Volunteer, consultant of the Association of Breastfeeding Consultants Olga Kabanova told us about how to properly organize breastfeeding, giving a dozen valuable tips.
Here you are together: you and your baby, or even babies. Hello new life! Ahead again are discoveries and adventures, experience and amazing sensations, and soon it will be difficult to imagine how you lived without this little one. In the meantime, get to know each other, smile at each other and get ready to continue this natural chain of conception - pregnancy - childbirth - breastfeeding.

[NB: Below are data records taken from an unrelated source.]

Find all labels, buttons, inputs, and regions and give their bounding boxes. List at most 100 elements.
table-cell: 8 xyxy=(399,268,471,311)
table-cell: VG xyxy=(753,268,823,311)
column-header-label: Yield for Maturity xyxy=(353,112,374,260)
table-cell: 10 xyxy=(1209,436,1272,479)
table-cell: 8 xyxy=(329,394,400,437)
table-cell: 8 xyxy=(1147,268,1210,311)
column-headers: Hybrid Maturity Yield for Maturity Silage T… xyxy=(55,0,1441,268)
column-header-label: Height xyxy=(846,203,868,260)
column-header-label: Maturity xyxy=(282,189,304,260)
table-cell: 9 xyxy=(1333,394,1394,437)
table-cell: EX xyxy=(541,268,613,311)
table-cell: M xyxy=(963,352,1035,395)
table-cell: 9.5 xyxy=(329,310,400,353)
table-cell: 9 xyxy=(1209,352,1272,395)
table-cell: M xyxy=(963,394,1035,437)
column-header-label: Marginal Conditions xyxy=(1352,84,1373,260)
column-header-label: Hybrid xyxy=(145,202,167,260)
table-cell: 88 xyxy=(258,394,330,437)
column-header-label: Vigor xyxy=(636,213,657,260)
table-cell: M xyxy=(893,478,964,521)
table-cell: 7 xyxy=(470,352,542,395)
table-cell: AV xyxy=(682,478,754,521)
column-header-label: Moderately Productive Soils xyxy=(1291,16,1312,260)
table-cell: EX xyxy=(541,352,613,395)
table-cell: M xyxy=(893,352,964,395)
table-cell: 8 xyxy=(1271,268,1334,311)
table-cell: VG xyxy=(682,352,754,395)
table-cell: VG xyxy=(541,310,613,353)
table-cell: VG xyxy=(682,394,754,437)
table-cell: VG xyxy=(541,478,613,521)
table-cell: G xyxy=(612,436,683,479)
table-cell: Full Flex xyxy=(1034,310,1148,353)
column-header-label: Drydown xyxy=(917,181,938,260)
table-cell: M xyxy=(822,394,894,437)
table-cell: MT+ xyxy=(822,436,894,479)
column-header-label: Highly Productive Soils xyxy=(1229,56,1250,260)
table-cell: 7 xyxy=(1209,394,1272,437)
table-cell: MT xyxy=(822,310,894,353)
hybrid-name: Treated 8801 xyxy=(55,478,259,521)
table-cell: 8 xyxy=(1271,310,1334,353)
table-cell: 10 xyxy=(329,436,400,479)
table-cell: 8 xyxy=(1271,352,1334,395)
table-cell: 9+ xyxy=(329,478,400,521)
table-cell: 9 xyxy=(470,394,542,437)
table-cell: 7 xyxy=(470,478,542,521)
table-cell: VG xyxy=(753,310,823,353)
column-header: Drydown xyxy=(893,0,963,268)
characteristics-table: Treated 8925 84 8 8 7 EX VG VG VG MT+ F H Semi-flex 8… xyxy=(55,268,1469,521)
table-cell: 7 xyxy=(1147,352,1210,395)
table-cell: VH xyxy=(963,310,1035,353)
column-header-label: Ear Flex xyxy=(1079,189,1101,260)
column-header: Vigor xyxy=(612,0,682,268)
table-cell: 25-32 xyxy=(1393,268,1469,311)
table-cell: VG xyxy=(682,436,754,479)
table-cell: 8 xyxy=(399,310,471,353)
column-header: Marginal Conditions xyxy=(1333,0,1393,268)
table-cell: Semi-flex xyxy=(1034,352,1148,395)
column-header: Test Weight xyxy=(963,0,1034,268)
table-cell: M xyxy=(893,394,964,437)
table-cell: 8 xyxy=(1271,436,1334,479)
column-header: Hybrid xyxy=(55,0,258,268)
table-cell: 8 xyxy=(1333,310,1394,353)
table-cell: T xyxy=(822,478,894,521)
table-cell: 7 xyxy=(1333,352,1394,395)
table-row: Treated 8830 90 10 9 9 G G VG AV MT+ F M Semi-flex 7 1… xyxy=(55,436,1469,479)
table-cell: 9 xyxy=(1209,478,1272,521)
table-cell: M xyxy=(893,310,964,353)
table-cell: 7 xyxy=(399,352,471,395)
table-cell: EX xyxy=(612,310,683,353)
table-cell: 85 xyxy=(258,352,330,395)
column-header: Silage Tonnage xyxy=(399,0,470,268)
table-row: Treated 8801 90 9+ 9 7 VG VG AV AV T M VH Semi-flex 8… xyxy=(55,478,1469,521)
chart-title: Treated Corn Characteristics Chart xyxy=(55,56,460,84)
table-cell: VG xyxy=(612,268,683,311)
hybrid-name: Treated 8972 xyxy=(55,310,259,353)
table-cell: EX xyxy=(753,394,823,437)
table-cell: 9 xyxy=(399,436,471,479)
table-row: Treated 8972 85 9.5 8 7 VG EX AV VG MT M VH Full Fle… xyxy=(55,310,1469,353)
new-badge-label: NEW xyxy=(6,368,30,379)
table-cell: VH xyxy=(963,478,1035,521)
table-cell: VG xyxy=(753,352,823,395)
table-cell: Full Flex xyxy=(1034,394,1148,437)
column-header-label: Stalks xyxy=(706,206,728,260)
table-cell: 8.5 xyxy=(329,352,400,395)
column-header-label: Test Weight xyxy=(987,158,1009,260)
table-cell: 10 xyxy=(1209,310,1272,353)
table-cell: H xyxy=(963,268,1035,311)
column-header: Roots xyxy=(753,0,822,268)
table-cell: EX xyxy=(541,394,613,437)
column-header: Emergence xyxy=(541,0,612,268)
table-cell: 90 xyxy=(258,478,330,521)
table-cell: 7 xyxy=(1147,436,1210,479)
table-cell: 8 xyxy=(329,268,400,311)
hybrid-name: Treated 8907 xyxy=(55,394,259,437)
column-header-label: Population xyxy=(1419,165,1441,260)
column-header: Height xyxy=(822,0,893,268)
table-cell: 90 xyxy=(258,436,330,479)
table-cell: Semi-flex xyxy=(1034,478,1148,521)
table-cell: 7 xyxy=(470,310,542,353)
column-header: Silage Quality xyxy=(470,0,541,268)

Important for successful breastfeeding:
- Breastfeed within the first hour after delivery . Skin-to-skin contact, mother nearby - this is useful, correct and wonderful;
- Feed the baby on demand , noticing the first search movements (fidgets, turns his head, opens his mouth, sticks out his tongue, groans), without waiting for crying. A calm baby is easier to attach to the breast correctly;
- Be sure to keep night feedings is very important. Yes, it is at night, when the baby suckles the breast, that the main volume of prolactin, the hormone responsible for the amount of milk, is produced;
- Choose to stay in the same room together. Firstly, it is calmer for mom and baby, and secondly, it makes it possible to apply on demand;
- Trust the duration and frequency of feedings to the child. Breast sucking is not only nutrition, but also a significant contribution to the psychological health of mother and baby;
- Change breasts as much as you like during one feeding. Or not change? All participants in the process should be comfortable;
- Supplement your baby only for medical reasons and doctor's prescription. No need to rush for a mixture and a bottle. If the baby is gaining weight well, adding from 150 grams per week and above, then he has enough nutrition;
- Do not give your baby water for up to six months (before weaning). This is not necessary, because breast milk is 90% water;
- Do not use pacifier bottles or pacifiers. The technique of sucking the breast and these "gadgets" are different, the baby can get confused, which in turn can lead to problems with breastfeeding.
- Do not pump further if the baby is nearby and is feeding on demand. When the process is organized correctly, the breast produces as much milk as your baby needs.
Breast does not require special washing. A regular shower once a day is enough.
If it is not possible to put the baby to the breast (for example, it is temporarily prohibited for medical reasons or the baby is not near the mother), pump every 3 hours for 15 minutes from the first day. This will be enough to maintain lactation.
Milk usually does not come immediately after childbirth. But this does not mean that in these few days after birth, the baby is hungry. In the first days of life, the need for nutrition of a newborn is not great, and the colostrum that the mother has will be more than enough for him to wait for the established breast feeding regimen.